En tête de gondole Me#Too, bien sûr, qui en prend pour son grade, mine de rien. Il faut voir Raphael Quenard dire à Léa Seydoux, qui vient de lui refuser un baiser ; « Mais tu vas quand même pas dire que je t’ai violé ! ». Puis c’est au tour de l’homosexualité masculine de passer à la moulinette d’un Dupieux en pleine forme, aussi habile dans le plan-séquence interminable qu’avec une plume trempée dans l’acide citrique. On imagine que les dents vont grincer, celles du jury mais aussi celles des invités à la réception du soir.

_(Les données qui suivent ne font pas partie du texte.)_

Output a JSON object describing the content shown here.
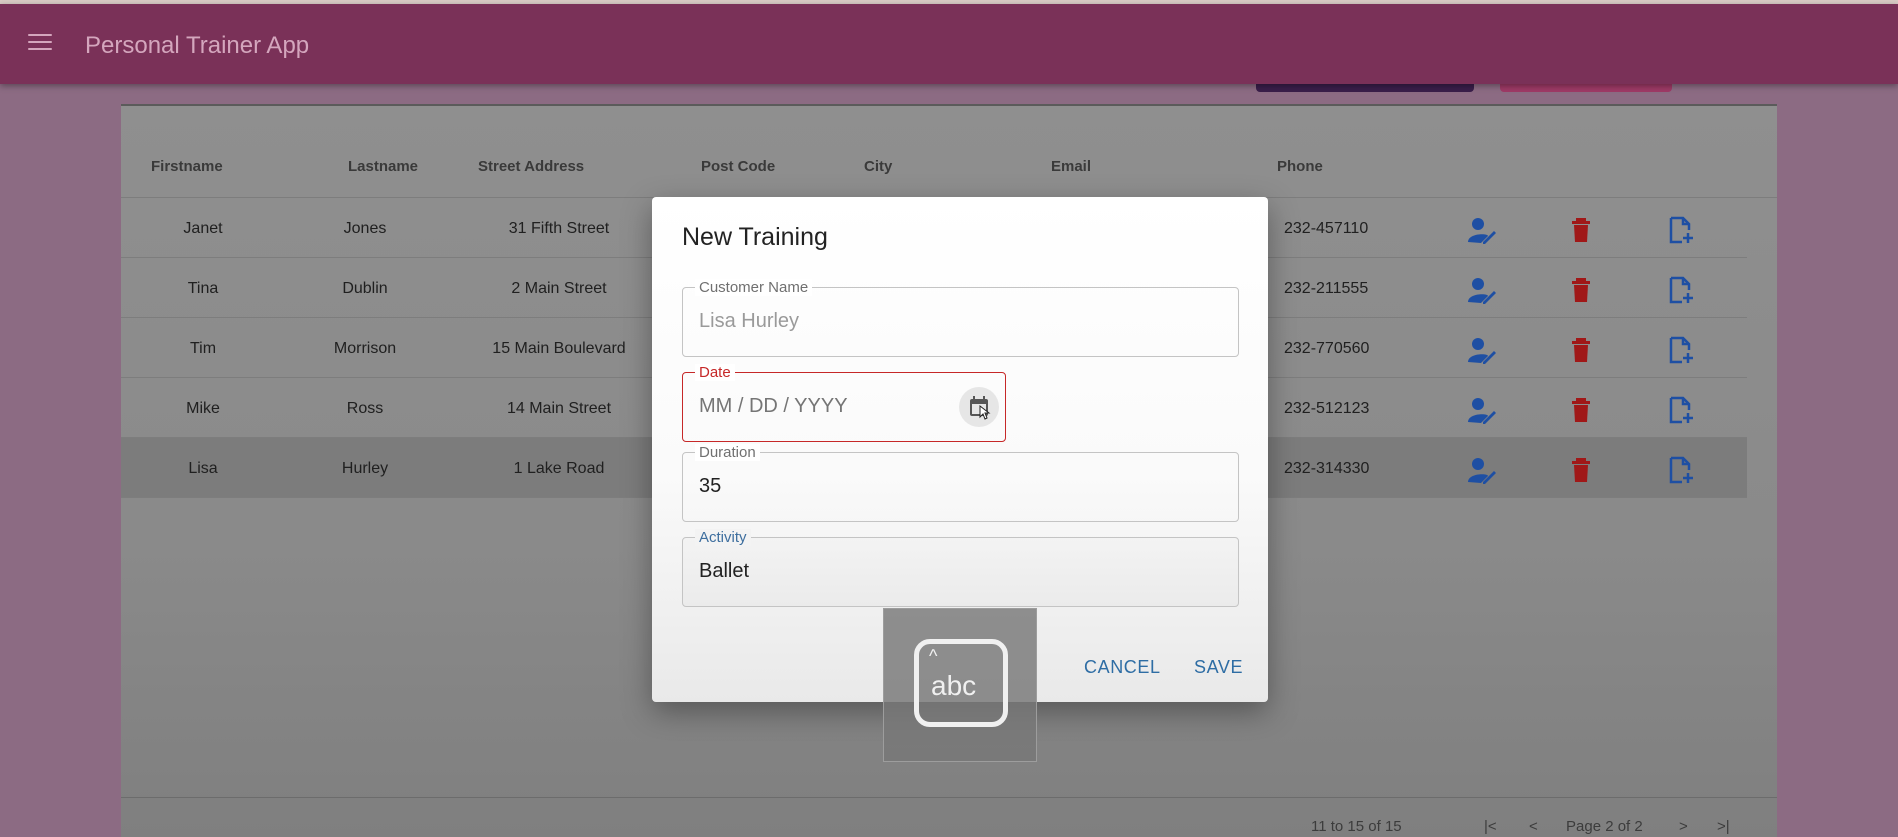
{
  "appbar": {
    "title": "Personal Trainer App"
  },
  "table": {
    "headers": [
      "Firstname",
      "Lastname",
      "Street Address",
      "Post Code",
      "City",
      "Email",
      "Phone"
    ],
    "rows": [
      {
        "firstname": "Janet",
        "lastname": "Jones",
        "street": "31 Fifth Street",
        "phone": "232-457110"
      },
      {
        "firstname": "Tina",
        "lastname": "Dublin",
        "street": "2 Main Street",
        "phone": "232-211555"
      },
      {
        "firstname": "Tim",
        "lastname": "Morrison",
        "street": "15 Main Boulevard",
        "phone": "232-770560"
      },
      {
        "firstname": "Mike",
        "lastname": "Ross",
        "street": "14 Main Street",
        "phone": "232-512123"
      },
      {
        "firstname": "Lisa",
        "lastname": "Hurley",
        "street": "1 Lake Road",
        "phone": "232-314330"
      }
    ]
  },
  "pagination": {
    "range": "11 to 15 of 15",
    "page": "Page 2 of 2"
  },
  "dialog": {
    "title": "New Training",
    "customer_label": "Customer Name",
    "customer_value": "Lisa Hurley",
    "date_label": "Date",
    "date_placeholder": "MM / DD / YYYY",
    "duration_label": "Duration",
    "duration_value": "35",
    "activity_label": "Activity",
    "activity_value": "Ballet",
    "cancel_label": "CANCEL",
    "save_label": "SAVE"
  },
  "ime": {
    "text": "abc"
  },
  "colors": {
    "appbar": "#7a3158",
    "edit_icon": "#1e4fa3",
    "delete_icon": "#a01818",
    "add_icon": "#1e4fa3",
    "error": "#c62828",
    "accent": "#2e6da4"
  },
  "icons": {
    "menu": "menu-icon",
    "edit": "user-edit-icon",
    "delete": "trash-icon",
    "add": "file-add-icon",
    "calendar": "calendar-icon"
  }
}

Les provocations de Quentin Dupieux vont laisser quelques traces chez celles et ceux qui le portent aux nues depuis des années sans se rendre compte que le bonhomme déteste ce milieu un brin putride où ils évoluent avec tant de démagogie.
Dans Deuxième acte, les comédiens se confessent sur leurs vraies vies de comédiens, oui c’est du métacinéma façon Dupieux, et en prennent plein la gueule pour notre plus grande joie. Vincent Lindon en vieil acteur blasé, Léa Seydoux en actrice en pleine crise de nerfs professionnelle, Raphael Quenard en arriviste déjà désabusé par son métier et Louis Garrel en acteur inculte (Il ne sait pas qui est Paul Thomas Anderson) mais néanmoins donneur de leçons.
Quentin Dupieux continue de passer son scanner sur la probité et la pertinence de l’art et sur les motivations de celles et ceux qui en vivent. Après avoir rendu hommage, avec son style évidemment, à Garde à vue dans Au Poste, à Au Théâtre ce soir dans Yannick et au Fantôme de la liberté dans Daaaaaali, Dupieux nous refait Le Mépris de Godard, sans BB, certes, mais avec Léa Seydoux et une bonne dose de méchanceté. Pour moi c’est le meilleur film de Quentin Dupieux, un véritable régal pour les amoureux de cinéma.